We knew from the past data the rate of the linear increase, we knew that we do not know whether the future is going to be better than the past or worse than the past or equal to the past.

We simply assumed that it will be equal to the past which is the standard assumption one makes when using the simple linear regression model. However, the actual future data in our example proved that the future was indeed better than the past and if it is so then who in this world would complain.

**Disclaimer:** This is not Investment Advice or a suggested approach to forecast future prices and this article is purely meant for educational purposes. The goal is not to predict future values but examine the usefulness of the linear regression method to extrapolate the past. Any investment or trade made using the technique discussed above should be at the concerned person’s risk.

I have an article where I have successfully used Piecewise Linear regression and optimization techniques for portfolio optimization .

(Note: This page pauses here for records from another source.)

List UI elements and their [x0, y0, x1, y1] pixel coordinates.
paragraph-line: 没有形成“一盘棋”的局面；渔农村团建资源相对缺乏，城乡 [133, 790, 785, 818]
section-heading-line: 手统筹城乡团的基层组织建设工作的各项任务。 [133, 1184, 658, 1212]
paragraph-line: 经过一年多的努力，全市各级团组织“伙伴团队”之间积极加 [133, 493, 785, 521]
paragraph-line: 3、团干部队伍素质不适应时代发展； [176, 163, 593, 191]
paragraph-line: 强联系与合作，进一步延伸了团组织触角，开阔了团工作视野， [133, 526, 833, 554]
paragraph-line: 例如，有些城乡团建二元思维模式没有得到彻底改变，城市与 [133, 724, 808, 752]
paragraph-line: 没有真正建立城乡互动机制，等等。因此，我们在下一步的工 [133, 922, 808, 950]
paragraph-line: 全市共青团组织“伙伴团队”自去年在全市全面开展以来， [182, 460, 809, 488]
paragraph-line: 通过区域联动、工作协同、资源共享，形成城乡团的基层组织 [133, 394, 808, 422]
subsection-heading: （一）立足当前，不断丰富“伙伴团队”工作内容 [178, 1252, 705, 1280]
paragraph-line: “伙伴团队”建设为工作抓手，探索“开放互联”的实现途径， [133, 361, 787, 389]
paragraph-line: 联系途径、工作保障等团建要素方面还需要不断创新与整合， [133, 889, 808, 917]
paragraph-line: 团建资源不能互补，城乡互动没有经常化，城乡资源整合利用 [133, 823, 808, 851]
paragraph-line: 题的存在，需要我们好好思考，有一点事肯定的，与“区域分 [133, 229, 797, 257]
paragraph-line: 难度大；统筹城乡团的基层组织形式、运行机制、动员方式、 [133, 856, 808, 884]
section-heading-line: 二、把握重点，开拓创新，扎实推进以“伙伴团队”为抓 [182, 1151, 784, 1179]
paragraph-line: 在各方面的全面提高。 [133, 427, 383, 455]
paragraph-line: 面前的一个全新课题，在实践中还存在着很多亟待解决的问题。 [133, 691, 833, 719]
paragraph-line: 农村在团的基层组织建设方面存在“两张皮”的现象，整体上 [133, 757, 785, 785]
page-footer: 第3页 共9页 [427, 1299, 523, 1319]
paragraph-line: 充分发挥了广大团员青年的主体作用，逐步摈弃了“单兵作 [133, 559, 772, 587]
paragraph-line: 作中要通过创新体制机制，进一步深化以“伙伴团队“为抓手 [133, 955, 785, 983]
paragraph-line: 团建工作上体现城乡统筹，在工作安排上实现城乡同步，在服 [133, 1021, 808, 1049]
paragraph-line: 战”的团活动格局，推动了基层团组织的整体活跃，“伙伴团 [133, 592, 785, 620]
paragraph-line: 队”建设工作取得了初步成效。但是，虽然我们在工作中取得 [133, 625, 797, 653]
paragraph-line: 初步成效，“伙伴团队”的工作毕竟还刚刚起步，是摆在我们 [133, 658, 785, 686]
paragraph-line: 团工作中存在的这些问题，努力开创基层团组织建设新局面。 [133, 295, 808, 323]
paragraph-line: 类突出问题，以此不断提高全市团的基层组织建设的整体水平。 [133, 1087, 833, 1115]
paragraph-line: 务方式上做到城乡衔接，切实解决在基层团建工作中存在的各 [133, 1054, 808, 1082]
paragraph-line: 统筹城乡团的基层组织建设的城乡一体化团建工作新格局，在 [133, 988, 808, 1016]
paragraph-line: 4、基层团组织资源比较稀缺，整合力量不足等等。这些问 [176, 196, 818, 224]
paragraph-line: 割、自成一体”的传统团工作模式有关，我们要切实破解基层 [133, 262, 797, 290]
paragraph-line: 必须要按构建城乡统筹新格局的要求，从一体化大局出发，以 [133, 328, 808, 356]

I understand that you want to introduce linear regression, however:

We know that

0) Stock prices cannot be linear in time since prices are positive

1) The deviations from linear model are NOT normally distributed -which is a check every Data Scientist should be doing, but a lot of Data Smiths leave out- it is not even mathematically valid to do linear regression on a linear model of growth in stock prices

2) The long term trend in stock prices is exponential (either growth or decay, look at RocketFuel stock RFI while it was public)

And

3) In fact the deviations from exponential growth are log-normally distributed (Okay, that was lazy. More correctly, the deviations in log(price) space are better modeled as normally distributed.)

So a solution, which is almost as easy, is to take the log(price), model it that as linear growth in time (corresponding to exponential price growth) and do linear regression of the exponential model.